Essa preocupação nasceu, em grande parte, por causa da interface utilitária e em blocos do YouTube, que os designers do Google concordam que ficou obsoleta. A impressão foi apenas confirmada pela pesquisa em andamento com usuários. Assim, por meio de uma série de sprints e reuniões de design, a equipe do YouTube reduziu 100 propostas a uma dúzia e depois a apenas uma.

REDESIGN INSPIRADO NA TV

O modo escuro do YouTube, que antes era cinza profundo, agora é preto profundo. Essa escolha foi estratégica. Inspirada no modo como as TVs geralmente são fabricadas – com molduras escuras que ficam em segundo plano para destacar as cores –, a nova interface do YouTube destina-se a tornar cada conteúdo mais vibrante e imersivo.

No entanto, a interface é muito mais do que uma moldura preta. Olhando para a borda do vídeo, o usuário consegue realmente ver a cor saindo sutilmente da janela de visualização. Consegue até ver a cor vazando através de alguns de seus botões.

Transmitir e processar dados extras de vídeo é o tipo de desafio que os engenheiros do YouTube preferem contornar, já que o tipo de dispositivo e a largura de banda variam muito entre os usuários ao redor do mundo.

Como solução, o Google substituiu o feed de vídeo em segundo plano pelos mesmos arquivos em miniatura que já estavam sendo puxados para sua barra de depuração, mas ampliados e desfocados em um fundo suave e opaco, para que o recurso não exigisse nenhum download extra para funcionar.

O ENGAJAMENTO ENCONTRA O CONFORTO

Além de recriar a experiência de assistir um vídeo, os designers também redefiniram a hierarquia de informações na tela. A mudança mais nítida é que o criador do vídeo foi movido para o topo da página e agora está ancorado com destaques abaixo do vídeo, enquanto o botão de inscrição fica ao lado do nome.

O tratamento brilhante do novo botão de inscrição quase salta da página, atraindo sua atenção para o clique. Já os botões de “gostei” e “não gostei” desceram uma fileira, com o baixo contraste deixando-os mais discretos.

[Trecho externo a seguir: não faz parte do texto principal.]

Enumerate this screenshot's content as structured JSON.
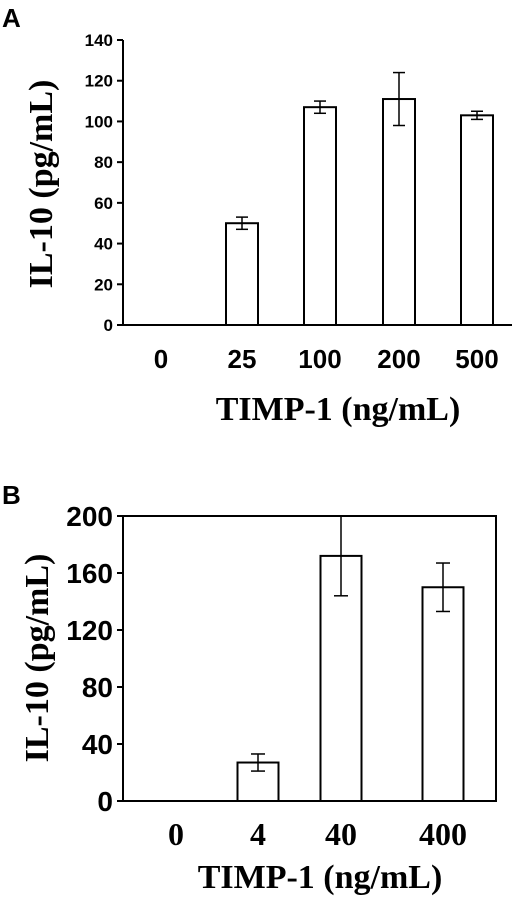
{
  "chart_data": [
    {
      "panel": "A",
      "type": "bar",
      "title": "",
      "xlabel": "TIMP-1 (ng/mL)",
      "ylabel": "IL-10 (pg/mL)",
      "categories": [
        "0",
        "25",
        "100",
        "200",
        "500"
      ],
      "values": [
        0,
        50,
        107,
        111,
        103
      ],
      "errors": [
        0,
        3,
        3,
        13,
        2
      ],
      "ylim": [
        0,
        140
      ],
      "yticks": [
        "0",
        "20",
        "40",
        "60",
        "80",
        "100",
        "120",
        "140"
      ],
      "grid": false,
      "bar_color": "#ffffff"
    },
    {
      "panel": "B",
      "type": "bar",
      "title": "",
      "xlabel": "TIMP-1 (ng/mL)",
      "ylabel": "IL-10 (pg/mL)",
      "categories": [
        "0",
        "4",
        "40",
        "400"
      ],
      "values": [
        0,
        27,
        172,
        150
      ],
      "errors": [
        0,
        6,
        28,
        17
      ],
      "ylim": [
        0,
        200
      ],
      "yticks": [
        "0",
        "40",
        "80",
        "120",
        "160",
        "200"
      ],
      "grid": false,
      "bar_color": "#ffffff"
    }
  ]
}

Os botões retangulares e miniaturas dentro do aplicativo receberam um tratamento de canto arredondado. Sim, esse arredondamento é relativamente discreto, mas os designers insistem que a sutileza é exatamente o que as pessoas preferem. Um conceito amado, internamente apelidado de Bloobtoob, levou a estética arredondada ao extremo, com miniaturas borbulhantes e menus suspensos.

Mas o que mais gerou elogios ​​foram os muitos confortos adicionados à interface. Agora o usuário pode escolher o ponto do vídeo deslizando a barra inferior com o polegar, sem acionar um monte de outros controles que distraem.

Para vídeos mais longos, que impossibilitam a depuração precisa porque o menor toque do dedo pode avançar minutos em vez de segundos, foi criada uma “visualização em tira de filme” que permite escolher o ponto do vídeo com a precisão de um quadro.

No entanto, a atualização mais apreciada talvez venha a ser simplesmente a possibilidade de fazer zoom nos vídeos, para distinguir detalhes mais finos enquanto se assiste ao conteúdo – o que imagino que será tão benéfico para tutoriais de decoração de bolos quanto de dicas de reparo de bicicletas.

O Ambient Mode (modo ambiente) tem como objetivo fazer com que a experiência de uso do YouTube se pareça com a de assistir à TV preguiçosamente do sofá, mas as ferramentas de zoom e o botão para se inscrever nos canais imploram por mais interação, atenção e engajamento. São lembretes de que o YouTube, no fim das contas, é sempre alimentado pelo usuário.